You ask me which is the cruelest month…
Hmm, not an easy question,
and there is certainly no easy answer.
I couldn’t write off any one month as cruel,
I have been training my mind for years
to look behind my own judgments
and see the true nature of things.
I look at the months, all of them,
and I see the possibility of opening and awakening
and the possibility of closing and going to sleep.

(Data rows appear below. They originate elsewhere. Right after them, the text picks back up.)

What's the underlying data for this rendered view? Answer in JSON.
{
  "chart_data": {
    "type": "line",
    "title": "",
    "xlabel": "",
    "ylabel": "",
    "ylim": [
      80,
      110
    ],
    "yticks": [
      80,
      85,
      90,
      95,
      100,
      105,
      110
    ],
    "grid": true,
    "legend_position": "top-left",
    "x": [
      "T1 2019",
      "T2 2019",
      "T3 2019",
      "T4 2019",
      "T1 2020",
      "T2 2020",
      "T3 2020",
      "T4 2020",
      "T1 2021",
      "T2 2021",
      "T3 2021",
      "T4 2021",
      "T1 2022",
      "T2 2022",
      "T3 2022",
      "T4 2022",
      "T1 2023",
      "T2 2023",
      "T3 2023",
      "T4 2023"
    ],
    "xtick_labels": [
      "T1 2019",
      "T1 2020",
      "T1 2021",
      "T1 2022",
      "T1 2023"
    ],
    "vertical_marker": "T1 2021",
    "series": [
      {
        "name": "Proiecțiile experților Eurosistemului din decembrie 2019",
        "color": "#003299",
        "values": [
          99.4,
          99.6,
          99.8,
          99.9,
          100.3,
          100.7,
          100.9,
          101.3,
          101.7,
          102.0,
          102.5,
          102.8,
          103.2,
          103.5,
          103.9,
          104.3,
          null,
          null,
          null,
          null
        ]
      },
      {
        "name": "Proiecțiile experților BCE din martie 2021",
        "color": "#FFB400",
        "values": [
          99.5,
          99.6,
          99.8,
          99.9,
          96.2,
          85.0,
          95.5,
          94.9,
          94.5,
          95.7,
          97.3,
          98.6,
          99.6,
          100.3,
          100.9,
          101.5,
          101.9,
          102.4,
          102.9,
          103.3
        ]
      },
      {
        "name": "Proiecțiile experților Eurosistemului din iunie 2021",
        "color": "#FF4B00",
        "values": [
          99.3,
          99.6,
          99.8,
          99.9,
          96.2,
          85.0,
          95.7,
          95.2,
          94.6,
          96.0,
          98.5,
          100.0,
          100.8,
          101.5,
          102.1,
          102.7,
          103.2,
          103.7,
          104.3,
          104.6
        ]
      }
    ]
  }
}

In each and every case it is a choice,
and if I am to feel empowered to make the choice myself
then I must take complete responsibility
for how my life unfolds.
To call a month cruel
would put me in the place of victim–
victim of the weather, victim of the lack of light,
victim of the dreadful-wonderful burden of the holidays
victim of the tyranny of beautiful days
victim of my memories, hopes and fears
victim of my plans and expectations–
but a victim I am not.
So I will call no month cruel
just as I will call no person cruel–
sure, there is cruel behavior,
but a being is a being,
in spite of behavior,
and a month is a month,
in spite of the weather.
Today’s prompt for NaPoWriMo Day 4 asked us to write about the cruelest month. At first I was stumped because I had no simple answer. And then I thought about why I had no simple answer. And I realized that I simply can’t see an entire month as cruel. There is so much beauty in every single one of the months, so much potential to awaken. I see each month as a gift…and only our thoughts about the months could be construed as cruel.